The prosecuting agency consisted of Police functionaries of inspector rank as far as the city was concerned. They were under Naib Kotwal Seghal Jaraim i.e. Dy. Commissioner of Police Crime. The strength of city police in the early years of this century was hardly a few thousands, quite commensurate with the limited needs of the populations of Hyderabad, which was barely 2.5 lakhs, enclosed within an impregnable fort-wall running round the city. There were thirteen huge gates and as many windows which used to be closed by the Police Armed guards from dust to dawn, by an order of the City Police Commissioner. This system ensures automatic “Nakabandi” and no burglar or thief having operated in the city could dare leave the limits of the city without being caught and interrogated. The city police budget in 1906 was a meagre few lakhs. Except for Police Station “Thana and outpost “Naka” buildings, of which there was a network, there were few Administrative Police Buildings. The Past Commissioner Office “Kotwal Balda” which is more than hundred years old is situated in “Purana Haveli” locality in the heart of the old city. There were no motor vehicles, wireless equipments and telephone facility. But there many records maintained in Urdu at the P.S. level, a few obsolete fire arms and hand-cuffs and leg-lrons. The concept of respecting the rights of the individual was not at all there and criminals were dealt with harshly to say the least. Surveillance over criminals was effective and “Goondas” and rowdies were kept under check Mostly, religious processions and assemblies were in evidence those days and hardly labour or student troubles. Strikes by Government employees were unheard of and hardly any forms of protests by political parties were noticed.

In 1271 Fasli, the total police under the control of the kotwal composed, as it was comprised of Arabs, Sikhs, Bharkandazes and Harkaras numbered 1524 foot men and 136 mounted and cost Rs. 82,364/- for its maintenance.
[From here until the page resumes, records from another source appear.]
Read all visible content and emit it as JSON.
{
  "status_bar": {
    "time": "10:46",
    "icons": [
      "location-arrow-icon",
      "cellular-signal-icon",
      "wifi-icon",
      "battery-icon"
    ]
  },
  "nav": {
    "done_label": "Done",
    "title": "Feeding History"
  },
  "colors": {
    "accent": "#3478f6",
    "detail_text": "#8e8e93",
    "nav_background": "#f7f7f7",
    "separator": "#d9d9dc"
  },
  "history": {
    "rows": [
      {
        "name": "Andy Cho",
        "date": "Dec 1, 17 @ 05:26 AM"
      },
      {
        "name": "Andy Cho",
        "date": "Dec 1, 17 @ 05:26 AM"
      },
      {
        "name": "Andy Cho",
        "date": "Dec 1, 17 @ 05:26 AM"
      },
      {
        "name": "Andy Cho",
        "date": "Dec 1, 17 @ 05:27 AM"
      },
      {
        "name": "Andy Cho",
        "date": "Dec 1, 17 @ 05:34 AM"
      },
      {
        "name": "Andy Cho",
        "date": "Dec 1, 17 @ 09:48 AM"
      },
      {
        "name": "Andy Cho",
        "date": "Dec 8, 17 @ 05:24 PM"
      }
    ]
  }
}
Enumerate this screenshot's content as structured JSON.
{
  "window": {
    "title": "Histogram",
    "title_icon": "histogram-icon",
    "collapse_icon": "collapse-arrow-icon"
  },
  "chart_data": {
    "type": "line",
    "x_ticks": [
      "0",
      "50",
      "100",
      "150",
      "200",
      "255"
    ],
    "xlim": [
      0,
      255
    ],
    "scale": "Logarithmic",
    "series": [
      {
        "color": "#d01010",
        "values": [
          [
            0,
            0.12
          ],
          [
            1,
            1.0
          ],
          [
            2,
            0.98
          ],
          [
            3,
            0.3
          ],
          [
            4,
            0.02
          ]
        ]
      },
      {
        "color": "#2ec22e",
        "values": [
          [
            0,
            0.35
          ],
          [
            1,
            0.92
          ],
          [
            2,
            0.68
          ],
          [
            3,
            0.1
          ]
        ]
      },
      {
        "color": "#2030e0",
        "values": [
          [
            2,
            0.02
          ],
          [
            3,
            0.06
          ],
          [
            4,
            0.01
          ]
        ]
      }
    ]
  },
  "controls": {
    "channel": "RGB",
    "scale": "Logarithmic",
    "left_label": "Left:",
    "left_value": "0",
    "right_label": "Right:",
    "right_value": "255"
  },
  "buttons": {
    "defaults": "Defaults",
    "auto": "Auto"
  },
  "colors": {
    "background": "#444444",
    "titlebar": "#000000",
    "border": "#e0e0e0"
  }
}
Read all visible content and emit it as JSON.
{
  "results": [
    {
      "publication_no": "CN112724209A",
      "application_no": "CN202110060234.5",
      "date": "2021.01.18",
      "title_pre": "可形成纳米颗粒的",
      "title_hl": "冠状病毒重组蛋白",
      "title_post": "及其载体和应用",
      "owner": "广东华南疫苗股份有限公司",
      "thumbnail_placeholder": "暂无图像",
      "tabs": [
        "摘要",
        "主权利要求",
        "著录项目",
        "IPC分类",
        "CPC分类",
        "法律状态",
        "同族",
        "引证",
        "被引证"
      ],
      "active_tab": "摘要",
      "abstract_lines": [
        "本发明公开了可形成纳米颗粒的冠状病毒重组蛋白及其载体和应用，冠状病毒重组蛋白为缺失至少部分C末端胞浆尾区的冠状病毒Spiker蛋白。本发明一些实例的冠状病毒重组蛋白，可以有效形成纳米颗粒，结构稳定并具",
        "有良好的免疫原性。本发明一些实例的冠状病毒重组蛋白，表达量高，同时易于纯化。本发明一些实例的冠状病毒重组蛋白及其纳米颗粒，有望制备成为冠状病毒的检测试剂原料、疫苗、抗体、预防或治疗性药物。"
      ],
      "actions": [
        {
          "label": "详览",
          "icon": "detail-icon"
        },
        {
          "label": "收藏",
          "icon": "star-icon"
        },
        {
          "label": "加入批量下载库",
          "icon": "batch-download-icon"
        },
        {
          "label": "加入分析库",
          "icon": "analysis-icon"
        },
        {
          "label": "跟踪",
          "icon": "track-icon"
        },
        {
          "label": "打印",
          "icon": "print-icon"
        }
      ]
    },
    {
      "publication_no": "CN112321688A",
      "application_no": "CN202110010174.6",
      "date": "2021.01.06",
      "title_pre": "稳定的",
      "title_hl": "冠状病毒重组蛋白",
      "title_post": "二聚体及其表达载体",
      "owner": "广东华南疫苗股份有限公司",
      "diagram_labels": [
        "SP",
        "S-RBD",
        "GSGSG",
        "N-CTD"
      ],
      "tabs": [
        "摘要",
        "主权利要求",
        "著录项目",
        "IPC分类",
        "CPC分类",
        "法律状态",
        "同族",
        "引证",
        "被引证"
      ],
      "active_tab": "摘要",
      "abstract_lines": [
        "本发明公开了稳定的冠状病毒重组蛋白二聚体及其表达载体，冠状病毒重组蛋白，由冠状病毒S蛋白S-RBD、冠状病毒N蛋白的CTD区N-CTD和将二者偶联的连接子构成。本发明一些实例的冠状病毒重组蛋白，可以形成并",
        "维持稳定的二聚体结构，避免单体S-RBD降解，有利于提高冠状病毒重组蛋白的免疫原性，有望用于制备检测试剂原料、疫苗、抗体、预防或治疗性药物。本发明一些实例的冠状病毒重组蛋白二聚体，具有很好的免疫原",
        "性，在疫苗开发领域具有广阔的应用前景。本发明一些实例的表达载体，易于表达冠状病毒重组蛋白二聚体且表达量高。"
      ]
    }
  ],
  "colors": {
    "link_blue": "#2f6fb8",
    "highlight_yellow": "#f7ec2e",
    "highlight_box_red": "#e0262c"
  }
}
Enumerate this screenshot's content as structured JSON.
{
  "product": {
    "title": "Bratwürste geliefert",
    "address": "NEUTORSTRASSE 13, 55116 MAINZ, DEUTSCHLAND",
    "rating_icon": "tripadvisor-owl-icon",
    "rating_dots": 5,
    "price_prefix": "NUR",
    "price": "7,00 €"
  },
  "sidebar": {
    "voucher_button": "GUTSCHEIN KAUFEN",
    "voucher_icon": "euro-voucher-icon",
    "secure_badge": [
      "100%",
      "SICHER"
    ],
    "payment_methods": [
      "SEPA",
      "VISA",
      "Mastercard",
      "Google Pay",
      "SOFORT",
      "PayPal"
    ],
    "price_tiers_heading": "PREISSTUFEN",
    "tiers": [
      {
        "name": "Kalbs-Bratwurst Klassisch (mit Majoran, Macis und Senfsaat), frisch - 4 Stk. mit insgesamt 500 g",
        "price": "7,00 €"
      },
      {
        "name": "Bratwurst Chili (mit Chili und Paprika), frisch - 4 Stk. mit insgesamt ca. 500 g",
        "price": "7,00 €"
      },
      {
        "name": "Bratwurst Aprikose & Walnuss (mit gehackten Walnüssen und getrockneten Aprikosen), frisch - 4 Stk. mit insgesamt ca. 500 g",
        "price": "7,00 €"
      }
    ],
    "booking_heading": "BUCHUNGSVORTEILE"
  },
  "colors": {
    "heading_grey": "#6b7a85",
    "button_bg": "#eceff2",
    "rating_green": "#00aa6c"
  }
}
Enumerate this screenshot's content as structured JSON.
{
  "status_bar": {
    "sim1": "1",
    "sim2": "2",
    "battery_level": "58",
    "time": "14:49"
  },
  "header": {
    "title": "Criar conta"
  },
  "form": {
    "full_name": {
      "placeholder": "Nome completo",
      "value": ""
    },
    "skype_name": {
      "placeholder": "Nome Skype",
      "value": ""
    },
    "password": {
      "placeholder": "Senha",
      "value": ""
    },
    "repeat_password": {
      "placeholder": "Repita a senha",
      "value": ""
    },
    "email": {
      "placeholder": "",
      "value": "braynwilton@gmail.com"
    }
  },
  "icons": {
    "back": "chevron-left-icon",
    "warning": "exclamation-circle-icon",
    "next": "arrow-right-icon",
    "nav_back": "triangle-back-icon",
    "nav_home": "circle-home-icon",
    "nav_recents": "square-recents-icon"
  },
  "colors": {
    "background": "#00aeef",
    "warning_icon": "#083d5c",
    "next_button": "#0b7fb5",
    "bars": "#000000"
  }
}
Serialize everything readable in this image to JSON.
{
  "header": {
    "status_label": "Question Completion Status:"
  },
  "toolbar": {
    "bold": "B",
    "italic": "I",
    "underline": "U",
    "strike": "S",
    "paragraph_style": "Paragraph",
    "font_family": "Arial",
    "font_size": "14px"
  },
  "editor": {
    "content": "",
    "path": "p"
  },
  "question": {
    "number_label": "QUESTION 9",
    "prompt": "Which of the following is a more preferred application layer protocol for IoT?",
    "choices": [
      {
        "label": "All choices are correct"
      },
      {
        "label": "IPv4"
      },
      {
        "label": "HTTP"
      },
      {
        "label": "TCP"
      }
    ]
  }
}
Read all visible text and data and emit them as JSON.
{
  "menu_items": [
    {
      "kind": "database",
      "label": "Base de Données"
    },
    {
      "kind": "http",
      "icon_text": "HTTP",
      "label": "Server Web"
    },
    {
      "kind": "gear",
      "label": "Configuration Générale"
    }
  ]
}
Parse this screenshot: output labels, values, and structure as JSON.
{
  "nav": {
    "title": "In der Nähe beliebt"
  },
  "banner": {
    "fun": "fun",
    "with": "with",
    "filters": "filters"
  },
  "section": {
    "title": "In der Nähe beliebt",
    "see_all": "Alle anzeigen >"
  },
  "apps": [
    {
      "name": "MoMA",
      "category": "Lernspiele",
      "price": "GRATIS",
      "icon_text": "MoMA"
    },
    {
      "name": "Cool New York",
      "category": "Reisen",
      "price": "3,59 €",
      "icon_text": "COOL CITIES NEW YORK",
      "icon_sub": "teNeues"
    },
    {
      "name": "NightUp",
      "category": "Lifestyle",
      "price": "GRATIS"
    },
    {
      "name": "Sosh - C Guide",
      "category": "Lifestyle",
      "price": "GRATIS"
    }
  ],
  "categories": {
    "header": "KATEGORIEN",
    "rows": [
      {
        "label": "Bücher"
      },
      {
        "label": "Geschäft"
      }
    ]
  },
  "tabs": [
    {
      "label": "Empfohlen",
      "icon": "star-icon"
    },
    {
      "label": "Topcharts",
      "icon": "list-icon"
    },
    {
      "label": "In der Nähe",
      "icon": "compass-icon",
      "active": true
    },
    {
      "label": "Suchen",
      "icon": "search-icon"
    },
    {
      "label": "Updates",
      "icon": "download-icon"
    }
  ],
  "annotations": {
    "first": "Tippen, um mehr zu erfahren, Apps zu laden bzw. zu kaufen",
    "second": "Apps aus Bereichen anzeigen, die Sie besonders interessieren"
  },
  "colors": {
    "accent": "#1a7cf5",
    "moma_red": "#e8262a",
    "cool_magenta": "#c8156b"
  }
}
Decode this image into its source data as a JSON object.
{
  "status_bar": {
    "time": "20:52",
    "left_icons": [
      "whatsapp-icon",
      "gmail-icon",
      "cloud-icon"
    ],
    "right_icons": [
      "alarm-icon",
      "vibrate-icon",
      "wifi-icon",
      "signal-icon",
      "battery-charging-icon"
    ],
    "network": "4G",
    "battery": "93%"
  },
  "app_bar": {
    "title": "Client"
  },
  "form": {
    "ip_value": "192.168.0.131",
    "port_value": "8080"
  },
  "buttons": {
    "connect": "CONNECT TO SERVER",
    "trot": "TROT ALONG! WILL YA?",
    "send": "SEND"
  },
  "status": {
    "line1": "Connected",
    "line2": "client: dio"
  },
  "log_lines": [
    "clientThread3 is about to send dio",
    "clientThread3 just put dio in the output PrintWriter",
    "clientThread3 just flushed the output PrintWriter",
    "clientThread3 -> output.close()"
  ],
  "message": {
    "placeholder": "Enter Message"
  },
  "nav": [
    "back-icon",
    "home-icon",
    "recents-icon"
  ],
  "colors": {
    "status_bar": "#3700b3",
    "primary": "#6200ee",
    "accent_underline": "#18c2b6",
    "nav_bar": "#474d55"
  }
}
In 1294 Fasli, a Detective police force was inaugurated. The city police had three superior officers, 2 Muhatamims, 10 Sadar Amins, 27 Amins, 3 Naib Amins, 49 Sowars, 2830 Constables of all grades, 128 Arabs and 64 miscellaneous men. The strength of the city police rose to 3434 by the year 1337 Fasli. Cases of corruption were very rare. Among all the Commissioner of Police who served during the Nizam period. Raja Bahadur Venkatram Reddy who worked for nearly 14 years created a history in the city for his outstanding police administration and he commanded a great respect among the public.